Second, funding programs to address other market failures that are not addressed by the price signals provided by the cap-and-trade system can be meritorious.   For example, information spillovers can be addressed through financing of research and development activities, and the principal-agent problems that infect energy-efficiency adoption decisions in rental properties can be addressed — to some degree — through zoning and other local policies.

The third and final option, however, is highly problematic, if not completely without merit, and yet, ironically, there are strong incentives in place for policy makers to go this third route.  This third option is to use auction revenues to fund programs to subsidize emission reductions.  There is a strong incentive to do this, because of California’s legal constraint to employ any auction revenues in pursuit of the objectives of the statute, that is, reducing GHG emissions.

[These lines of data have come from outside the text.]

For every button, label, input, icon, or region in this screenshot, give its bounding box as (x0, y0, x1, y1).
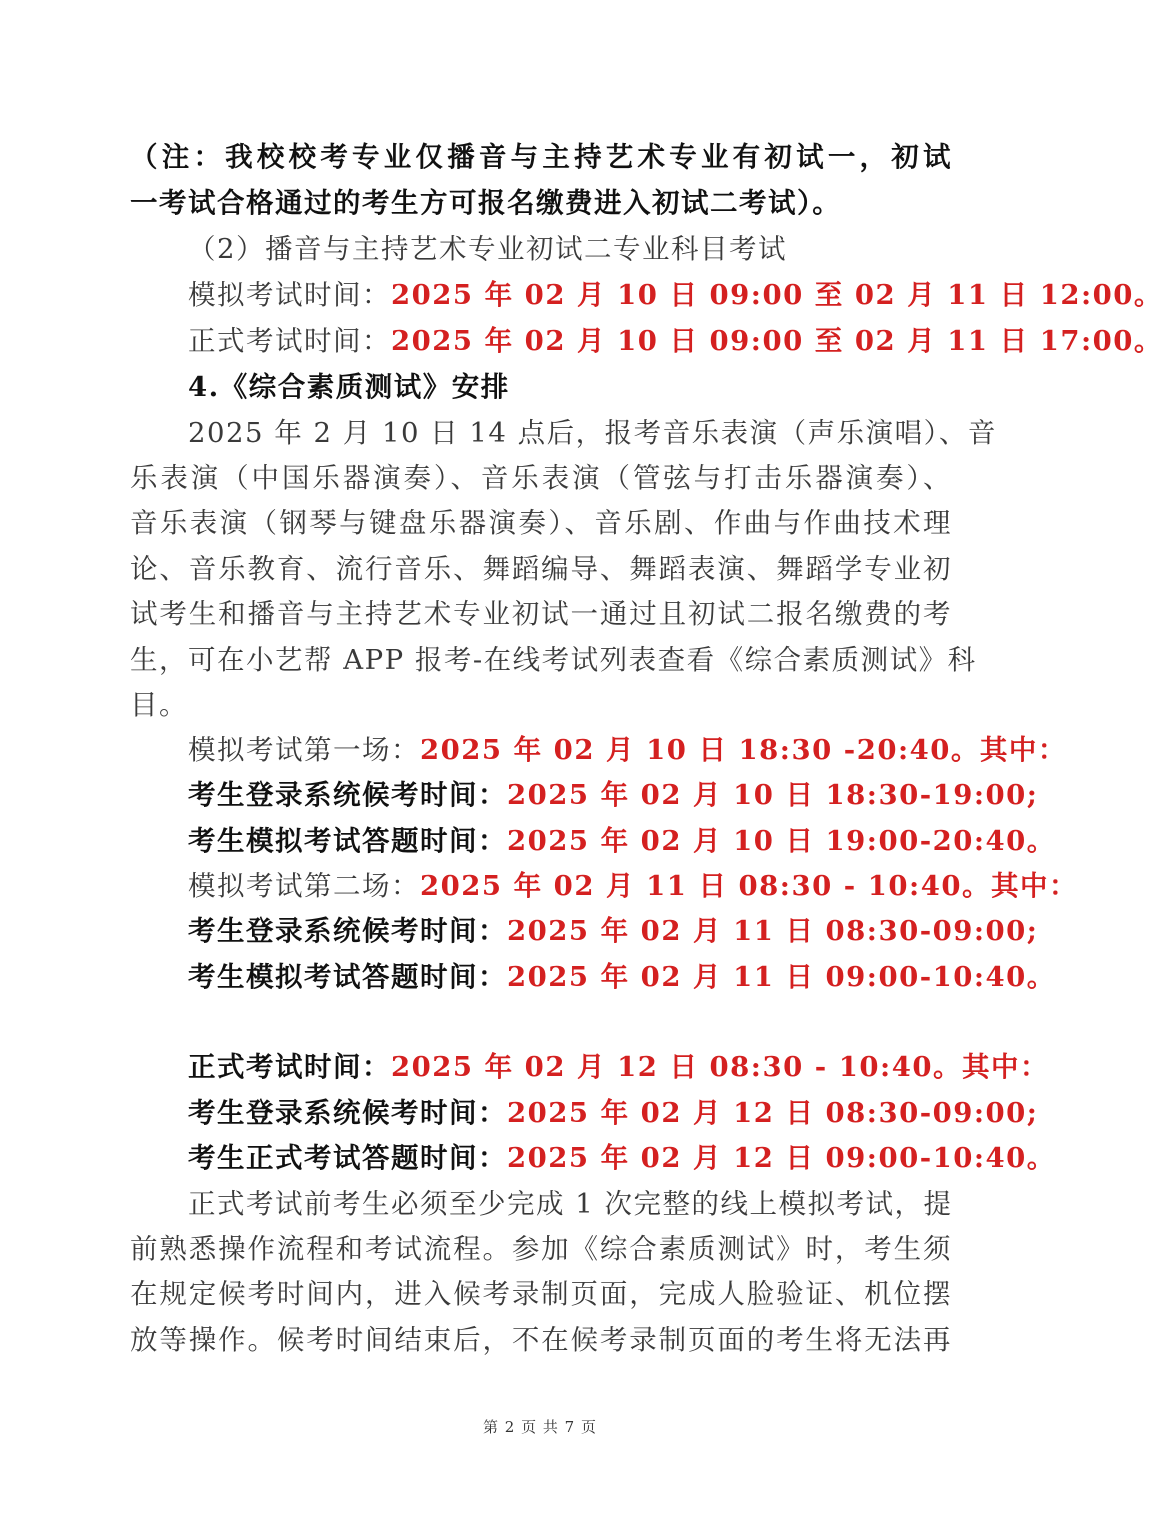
section2-formal-time (0, 318, 1163, 364)
mock-time-value: 2025 年 02 月 10 日 09:00 至 02 月 11 日 12:00。 (391, 279, 1163, 311)
mock1-answer (0, 818, 1080, 864)
mock2-login (0, 908, 1080, 954)
section4-para-line: 试考生和播音与主持艺术专业初试一通过且初试二报名缴费的考 (130, 598, 952, 630)
closing-para-line: 正式考试前考生必须至少完成 1 次完整的线上模拟考试，提 (188, 1188, 953, 1220)
section2-heading: （2）播音与主持艺术专业初试二专业科目考试 (188, 233, 787, 265)
mock1-answer-value: 2025 年 02 月 10 日 19:00-20:40。 (507, 825, 1056, 857)
mock2-answer (0, 954, 1080, 1000)
closing-para-line: 在规定候考时间内，进入候考录制页面，完成人脸验证、机位摆 (130, 1278, 952, 1310)
formal-time-value: 2025 年 02 月 10 日 09:00 至 02 月 11 日 17:00。 (391, 325, 1163, 357)
mock1-label: 模拟考试第一场： (188, 734, 420, 766)
mock1-answer-label: 考生模拟考试答题时间： (188, 825, 507, 857)
formal-label: 正式考试时间： (188, 1051, 391, 1083)
section4-para-line: 论、音乐教育、流行音乐、舞蹈编导、舞蹈表演、舞蹈学专业初 (130, 553, 952, 585)
mock2-value: 2025 年 02 月 11 日 08:30 - 10:40。其中： (420, 870, 1078, 902)
mock-time-label: 模拟考试时间： (188, 279, 391, 311)
formal-answer (0, 1135, 1080, 1181)
section2-mock-time (0, 272, 1163, 318)
section4-heading: 4.《综合素质测试》安排 (188, 371, 510, 403)
closing-para-line: 放等操作。候考时间结束后，不在候考录制页面的考生将无法再 (130, 1324, 952, 1356)
section4-para-line: 2025 年 2 月 10 日 14 点后，报考音乐表演（声乐演唱）、音 (188, 417, 997, 449)
mock2-label: 模拟考试第二场： (188, 870, 420, 902)
mock1-session (0, 727, 1080, 773)
section4-para-line: 目。 (130, 689, 188, 721)
formal-login (0, 1090, 1080, 1136)
formal-time-label: 正式考试时间： (188, 325, 391, 357)
formal-answer-label: 考生正式考试答题时间： (188, 1142, 507, 1174)
mock2-answer-label: 考生模拟考试答题时间： (188, 961, 507, 993)
note-line-2: 一考试合格通过的考生方可报名缴费进入初试二考试）。 (130, 187, 842, 219)
formal-login-label: 考生登录系统候考时间： (188, 1097, 507, 1129)
closing-para-line: 前熟悉操作流程和考试流程。参加《综合素质测试》时，考生须 (130, 1233, 952, 1265)
section4-para-line: 音乐表演（钢琴与键盘乐器演奏）、音乐剧、作曲与作曲技术理 (130, 507, 952, 539)
section4-para-line: 乐表演（中国乐器演奏）、音乐表演（管弦与打击乐器演奏）、 (130, 462, 952, 494)
mock1-value: 2025 年 02 月 10 日 18:30 -20:40。其中： (420, 734, 1067, 766)
formal-session (0, 1044, 1080, 1090)
mock2-login-label: 考生登录系统候考时间： (188, 915, 507, 947)
page-number: 第 2 页 共 7 页 (483, 1418, 597, 1436)
mock1-login-label: 考生登录系统候考时间： (188, 779, 507, 811)
formal-login-value: 2025 年 02 月 12 日 08:30-09:00; (507, 1097, 1039, 1129)
mock1-login-value: 2025 年 02 月 10 日 18:30-19:00; (507, 779, 1039, 811)
mock2-session (0, 863, 1080, 909)
mock2-answer-value: 2025 年 02 月 11 日 09:00-10:40。 (507, 961, 1056, 993)
mock1-login (0, 772, 1080, 818)
formal-value: 2025 年 02 月 12 日 08:30 - 10:40。其中： (391, 1051, 1049, 1083)
section4-para-line: 生，可在小艺帮 APP 报考-在线考试列表查看《综合素质测试》科 (130, 644, 977, 676)
formal-answer-value: 2025 年 02 月 12 日 09:00-10:40。 (507, 1142, 1056, 1174)
mock2-login-value: 2025 年 02 月 11 日 08:30-09:00; (507, 915, 1039, 947)
note-line-1: （注：我校校考专业仅播音与主持艺术专业有初试一，初试 (130, 141, 952, 173)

What’s the problem?  The AB-32 cap-and-trade system will cover approximately 85% of the economy.  In other words, the vast majority of sources are under the cap.  As I have explained in detail in several previous essays at this blog, under the umbrella of a cap-and-trade mechanism, (successful) efforts to further reduce emissions of capped sources will have three consequences:  (1) allowance prices will be supressed (take a look at the hand-wringing in Europe over allowance prices in its CO2 Emissions Trading System); (2) aggregate compliance costs will be increased (cost-effectiveness is reduced because marginal abatement costs are no longer equated among all sources); and (3) nothing is accomplished for the environment, in the sense that there are no additional CO2 emissions reductions (rather, the CO2 emissions reductions are simply relocated among sources under the cap).

Economics, Policy, and Politics

As I concluded in my previous essay, the California Air Resources Board has done an impressive job in its initial design of the rules for its GHG cap-and-trade system.  Of course, there are flaws, and therefore there are areas for improvement. A major issue continues to be the mechanisms used for the initial allocation of allowances.  Because of the economics and politics of this issue, it will not go away.  But, going forward, it would be helpful if those debating this issue could demonstrate better understanding of the allowance allocation’s real – as opposed to fictitious – environmental and economic consequences.